Six sex scenes: a novella in hypertext
- Cover page of Six Sex Scenes.
- Author: Adrienne Eisen
- Language: English
- Genre: Hypertext fiction, Electronic literature
- Publication date: 1996
- Publication place: United States
- Website: https://web.archive.org/web/20010603003944/http://www.altx.com/hyperx/sss/

= Six Sex Scenes =

1996 hypertext novella by Adrienne Eisen

Six Sex Scenes is a hypertext novella created by Adrienne Eisen and published on the web in 1996.

== Content and form ==
Six Sex Scenes is a first-person narrative told from the perspective of a young woman. It has been described as "the story of a young Jewish woman's dysfunctional love-life, with frequent flashbacks into her equally dysfunctional childhood".

As an electronic literature piece, Six Sex Scenes consists of many lexias: individual webpages with a few paragraphs of the story. While some contemporaneous web hypertext fictions used in-text hyperlinks, Six Sex Scenes presented the links at the bottom of each screen. Each lexia has three or four links to other lexias, allowing the reader to read the story in many different orders: "a menu of options at the end of each story-section. This menu is actually a contents-list for the story's next stage. If we clicked on a link that says ‘Bored’, we will find ourselves reading a section entitled ‘Bored’: so in a sense, although we may be unclear about the shape of the story as a whole, we are shown at the end of each section, in a relatively straightforward way, where we can go next". This means that Eisen "allows us to read a section all the way through before reminding us that there are multiple choices to be made".
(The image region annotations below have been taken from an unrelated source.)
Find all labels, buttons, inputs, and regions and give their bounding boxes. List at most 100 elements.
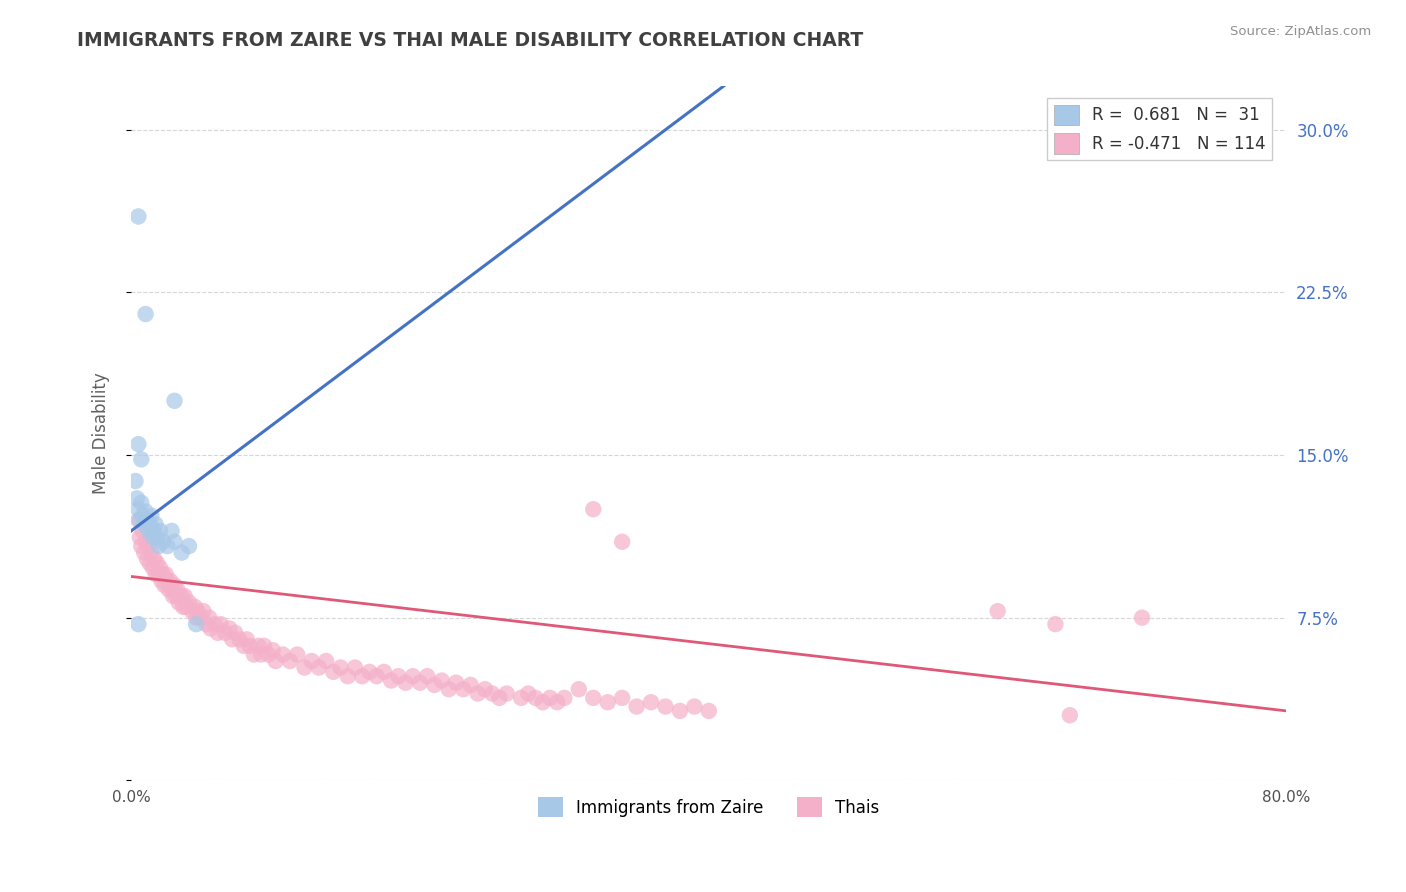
Point xyxy=(697,704,720,718)
Point xyxy=(294,660,316,674)
Point xyxy=(315,654,337,668)
Point xyxy=(474,682,496,697)
Point xyxy=(626,699,648,714)
Point xyxy=(153,578,176,592)
Point xyxy=(165,589,187,603)
Point xyxy=(510,690,533,705)
Point xyxy=(301,654,323,668)
Point xyxy=(402,669,425,683)
Point xyxy=(322,665,344,679)
Point xyxy=(257,648,280,662)
Point xyxy=(136,513,159,527)
Point xyxy=(180,604,202,618)
Point xyxy=(135,534,157,549)
Point xyxy=(352,669,374,683)
Point xyxy=(136,552,159,566)
Point xyxy=(155,567,177,582)
Point xyxy=(262,643,284,657)
Point xyxy=(204,617,226,632)
Point xyxy=(162,589,184,603)
Point xyxy=(416,669,439,683)
Point xyxy=(145,517,167,532)
Point xyxy=(394,675,416,690)
Point xyxy=(148,539,170,553)
Point xyxy=(214,625,236,640)
Legend: Immigrants from Zaire, Thais: Immigrants from Zaire, Thais xyxy=(531,790,886,824)
Point xyxy=(156,539,179,553)
Point xyxy=(129,496,152,510)
Point xyxy=(183,599,205,614)
Point xyxy=(167,595,190,609)
Point xyxy=(124,474,146,488)
Point xyxy=(409,675,432,690)
Point xyxy=(149,561,172,575)
Point xyxy=(612,690,634,705)
Point xyxy=(160,582,183,597)
Point xyxy=(186,617,208,632)
Point xyxy=(170,589,193,603)
Point xyxy=(129,539,152,553)
Point xyxy=(172,599,194,614)
Point xyxy=(343,660,366,674)
Point xyxy=(174,599,197,614)
Point xyxy=(538,690,561,705)
Point xyxy=(336,669,359,683)
Point xyxy=(209,617,232,632)
Point xyxy=(582,690,605,705)
Point xyxy=(1059,708,1081,723)
Point xyxy=(517,687,540,701)
Point xyxy=(146,557,169,571)
Point xyxy=(173,589,195,603)
Point xyxy=(524,690,547,705)
Point xyxy=(138,524,160,538)
Point xyxy=(156,574,179,588)
Point xyxy=(170,546,193,560)
Point xyxy=(430,673,453,688)
Point xyxy=(453,682,475,697)
Point xyxy=(166,582,188,597)
Point xyxy=(596,695,619,709)
Point xyxy=(193,604,215,618)
Point xyxy=(247,639,270,653)
Point xyxy=(150,574,173,588)
Point xyxy=(177,595,200,609)
Point xyxy=(207,625,229,640)
Point xyxy=(253,639,276,653)
Point xyxy=(146,530,169,544)
Point xyxy=(568,682,591,697)
Point xyxy=(132,508,155,523)
Point xyxy=(160,524,183,538)
Point xyxy=(224,625,246,640)
Point xyxy=(129,452,152,467)
Point xyxy=(546,695,568,709)
Point xyxy=(134,517,156,532)
Point xyxy=(152,567,174,582)
Point xyxy=(444,675,467,690)
Point xyxy=(582,502,605,516)
Point xyxy=(359,665,381,679)
Point xyxy=(135,307,157,321)
Point xyxy=(239,639,262,653)
Point xyxy=(186,610,208,624)
Point xyxy=(157,582,180,597)
Point xyxy=(1130,610,1153,624)
Point xyxy=(135,504,157,518)
Point xyxy=(152,534,174,549)
Point xyxy=(460,678,482,692)
Point xyxy=(142,530,165,544)
Point xyxy=(437,682,460,697)
Y-axis label: Male Disability: Male Disability xyxy=(93,373,110,494)
Point xyxy=(143,524,166,538)
Point xyxy=(139,517,162,532)
Point xyxy=(467,687,489,701)
Point xyxy=(264,654,287,668)
Point xyxy=(177,539,200,553)
Point xyxy=(640,695,662,709)
Point xyxy=(387,669,409,683)
Point xyxy=(235,632,257,647)
Point xyxy=(139,557,162,571)
Point xyxy=(553,690,575,705)
Point xyxy=(243,648,266,662)
Point xyxy=(308,660,330,674)
Text: IMMIGRANTS FROM ZAIRE VS THAI MALE DISABILITY CORRELATION CHART: IMMIGRANTS FROM ZAIRE VS THAI MALE DISAB… xyxy=(77,31,863,50)
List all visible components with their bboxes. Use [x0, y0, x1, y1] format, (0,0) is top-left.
Mark Bernstein (Eastgate Systems) writes that Six Sex Scenes uses counterpoint structure and avoids the cyclical structure common in many other hypertexts. Adrian Miles described the episodes as "largely unmotivated in terms of realist or literal narrative conventions," although Bernstein noted that the counterpoint structure emphasised contrasts or links between childhood and adult experiences: "Greenheart’s hypertext habitually alternates time frames: a writing space describing a childhood scene tends to be linked to scenes of adult life, and adult scenes tend to be linked to stories of childhood."

== Reception ==
Six Sex Scenes was one of the winners of the New Media Invision Awards in 1997.

A sequel titled Making Scenes was published as a print novel in 2001.